Some thoughts on Engrave Mode

I am sure that some variant of this has been asked 100 times already but my searches are coming up empty so I just want to throw it out there—not as a complaint but more just as a discussion/conversation.

I’ve been using Dorico for a few weeks and I generally find that it works incredibly well for most things, it lends itself well to real-time writing and handles a lot of things automatically for which other programs require “workarounds.” This is great.

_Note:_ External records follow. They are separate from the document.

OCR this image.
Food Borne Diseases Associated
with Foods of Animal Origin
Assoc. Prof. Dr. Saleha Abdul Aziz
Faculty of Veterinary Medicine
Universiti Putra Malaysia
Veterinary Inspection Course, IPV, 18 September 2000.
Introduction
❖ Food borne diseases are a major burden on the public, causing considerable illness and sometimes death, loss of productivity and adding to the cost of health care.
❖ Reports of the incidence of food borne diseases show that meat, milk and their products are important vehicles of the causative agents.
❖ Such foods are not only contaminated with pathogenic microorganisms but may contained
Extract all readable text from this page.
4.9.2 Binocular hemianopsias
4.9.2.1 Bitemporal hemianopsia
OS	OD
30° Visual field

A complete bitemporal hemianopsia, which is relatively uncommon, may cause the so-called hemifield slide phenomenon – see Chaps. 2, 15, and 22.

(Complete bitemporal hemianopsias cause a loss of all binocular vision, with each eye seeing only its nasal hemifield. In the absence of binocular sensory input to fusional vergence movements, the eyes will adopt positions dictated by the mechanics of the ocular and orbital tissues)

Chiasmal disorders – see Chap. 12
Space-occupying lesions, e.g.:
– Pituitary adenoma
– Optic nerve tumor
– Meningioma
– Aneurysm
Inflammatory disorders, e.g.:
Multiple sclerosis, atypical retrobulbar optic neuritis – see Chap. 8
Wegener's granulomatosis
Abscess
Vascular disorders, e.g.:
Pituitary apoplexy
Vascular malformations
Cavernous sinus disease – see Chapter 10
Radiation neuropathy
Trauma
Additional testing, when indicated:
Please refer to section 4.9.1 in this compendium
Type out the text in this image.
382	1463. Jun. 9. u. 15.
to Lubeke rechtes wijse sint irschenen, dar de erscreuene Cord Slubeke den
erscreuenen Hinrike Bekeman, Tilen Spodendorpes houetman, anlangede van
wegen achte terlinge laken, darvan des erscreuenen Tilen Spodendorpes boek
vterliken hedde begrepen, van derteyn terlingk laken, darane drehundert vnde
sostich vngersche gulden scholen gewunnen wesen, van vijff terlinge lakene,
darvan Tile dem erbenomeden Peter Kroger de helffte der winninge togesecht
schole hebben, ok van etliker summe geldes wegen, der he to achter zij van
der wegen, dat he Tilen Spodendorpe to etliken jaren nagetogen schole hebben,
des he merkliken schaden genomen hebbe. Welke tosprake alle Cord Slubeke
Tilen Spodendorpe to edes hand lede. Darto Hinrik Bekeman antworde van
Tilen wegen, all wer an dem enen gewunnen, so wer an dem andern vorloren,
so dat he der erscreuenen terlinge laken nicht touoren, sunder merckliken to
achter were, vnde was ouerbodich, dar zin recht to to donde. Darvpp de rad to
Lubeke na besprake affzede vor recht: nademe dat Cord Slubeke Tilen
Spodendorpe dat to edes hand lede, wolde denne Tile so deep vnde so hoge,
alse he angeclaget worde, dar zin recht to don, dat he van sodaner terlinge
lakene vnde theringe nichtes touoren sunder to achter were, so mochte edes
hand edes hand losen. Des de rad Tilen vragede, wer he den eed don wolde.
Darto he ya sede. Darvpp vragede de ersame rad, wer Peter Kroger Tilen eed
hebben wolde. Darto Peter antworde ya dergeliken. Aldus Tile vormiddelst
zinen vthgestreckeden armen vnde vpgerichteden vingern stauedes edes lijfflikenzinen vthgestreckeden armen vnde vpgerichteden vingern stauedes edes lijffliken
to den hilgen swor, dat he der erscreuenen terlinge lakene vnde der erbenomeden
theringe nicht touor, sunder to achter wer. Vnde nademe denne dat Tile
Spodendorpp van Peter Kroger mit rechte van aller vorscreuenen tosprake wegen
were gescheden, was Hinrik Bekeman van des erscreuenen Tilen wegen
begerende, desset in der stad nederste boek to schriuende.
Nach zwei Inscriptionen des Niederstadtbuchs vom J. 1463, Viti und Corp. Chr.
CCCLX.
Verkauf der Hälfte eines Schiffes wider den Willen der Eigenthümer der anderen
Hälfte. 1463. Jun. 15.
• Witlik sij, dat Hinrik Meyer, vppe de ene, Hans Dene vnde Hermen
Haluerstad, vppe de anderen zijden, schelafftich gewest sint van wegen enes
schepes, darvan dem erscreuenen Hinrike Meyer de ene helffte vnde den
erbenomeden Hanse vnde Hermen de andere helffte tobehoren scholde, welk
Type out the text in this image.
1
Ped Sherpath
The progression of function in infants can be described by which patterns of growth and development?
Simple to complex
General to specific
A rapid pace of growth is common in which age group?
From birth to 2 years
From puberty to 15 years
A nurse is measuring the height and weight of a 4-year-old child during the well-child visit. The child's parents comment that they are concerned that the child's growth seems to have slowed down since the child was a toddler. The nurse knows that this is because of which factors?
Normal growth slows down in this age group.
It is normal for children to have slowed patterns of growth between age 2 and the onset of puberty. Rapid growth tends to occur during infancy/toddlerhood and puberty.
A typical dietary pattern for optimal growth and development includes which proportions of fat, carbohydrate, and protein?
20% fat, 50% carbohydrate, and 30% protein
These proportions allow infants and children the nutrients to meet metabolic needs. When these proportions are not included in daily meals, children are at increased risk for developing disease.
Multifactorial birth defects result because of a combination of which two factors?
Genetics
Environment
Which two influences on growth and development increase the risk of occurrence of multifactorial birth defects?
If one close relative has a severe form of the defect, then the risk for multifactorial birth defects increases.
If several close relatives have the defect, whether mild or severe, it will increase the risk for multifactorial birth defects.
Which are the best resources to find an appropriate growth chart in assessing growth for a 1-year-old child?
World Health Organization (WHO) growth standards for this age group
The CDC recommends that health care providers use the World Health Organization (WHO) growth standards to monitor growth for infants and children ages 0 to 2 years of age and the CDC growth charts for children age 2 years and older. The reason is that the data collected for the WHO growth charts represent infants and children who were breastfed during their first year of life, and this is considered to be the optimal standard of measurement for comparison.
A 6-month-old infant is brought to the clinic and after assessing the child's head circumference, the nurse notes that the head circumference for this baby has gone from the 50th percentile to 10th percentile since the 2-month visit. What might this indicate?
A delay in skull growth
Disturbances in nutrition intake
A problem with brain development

However, it occurs to me that if the underlying philosophy of the software is to support every conceivable notational practice as a “feature” with a specific implementation (which is how the feature-set is currently being presented and updated), that the development team will always be playing catch-up. There are just too many notational practices and idiosyncratic engraving styles out there. You can’t effectively create a software that purports to produce the most aesthetically pleasing graphic notation on the market and simultaneously approach the development of that software with a function-over-form philosophy. At some point, in some situations, form has to take precedence.

So, what I’m wondering is if there are plans to introduce a kind of catch-all functionality that will allow the user to place notational elements freely within engrave mode—much like the “symbols” or “lines” menu in Sibelius, which allows the user to simply place a graphical element into the score without it necessarily having a prescribed “function” that is baked into the software. Those two menus, for me, were really game-changers when using Sibelius, because they were what allowed the software to be so flexible notationally—allowing the user to quickly and easily produce unusual notations like musica ficta, boxes for aleatoric passages, brackets for mensural music, etc. etc. etc.

I almost feel as if having an “Engrave Mode” is a misnomer because the mode doesn’t really behave in any way like actual “engraving” within Dorico. Most of what happens in Engrave Mode is still heavily restricted by what happens in Write Mode.

What I would really like to see is a Write Mode that works pretty much like it does right now (I think Write Mode is great!) but an Engrave Mode that allows the user to literally place elements into the score the way one would in a real-life engraving situation—with those elements tied to a particular graphical position relative to the passage of music they are attached to, rather than relative to their rhythmic position.

Thoughts? Is this asking too much? I know the way Sibelius handled this was often headache-inducing and sometimes resulted in elements jumping around a la MS Word, but it was still better than handling everything in a program like Illustrator after the fact, which makes revising a score in the future really really tedious.

Thanks for your thoughts on this, Philip. Although I’m sure you’re right that we cannot possibly anticipate and then accommodate every possible idiosyncratic notation, I think we can go a long way, and our philosophy is certainly to try to handle these things as semantically as we can rather than falling back on simply adding symbols. That said, there is also clearly a need for generic “symbol” and “line” (and probably “drawing”) features to allow you to do things that are not directly within Dorico’s capabilities, and I anticipate that we will add these over time. For now, you can do quite a lot with using Shift+X text and the ‘Music text’ character style and copying and pasting symbols from the SMuFL web site, or with importing graphics into graphic frames (though these of course are page-relative rather than music-relative so should probably only be done near the end of the process).

Thanks for your thoughts Daniel—this is encouraging to hear. In general I am loving Dorico so far, and the overall elegance of the software’s handling of basic notational necessities (many of which your competitors still struggle with or outright ignore) far outweighs the few “missing” features as of v. 1. Shift-X text works for most things for now for me, with a few exceptions, though I’ve only completed one full composition within Dorico. I suspect larger-scale projects will present other challenges and will invite creative solutions.

I’m thrilled with the work your team is doing, and especially with how communicative you are with your user base as things unfold. Keep up the good work!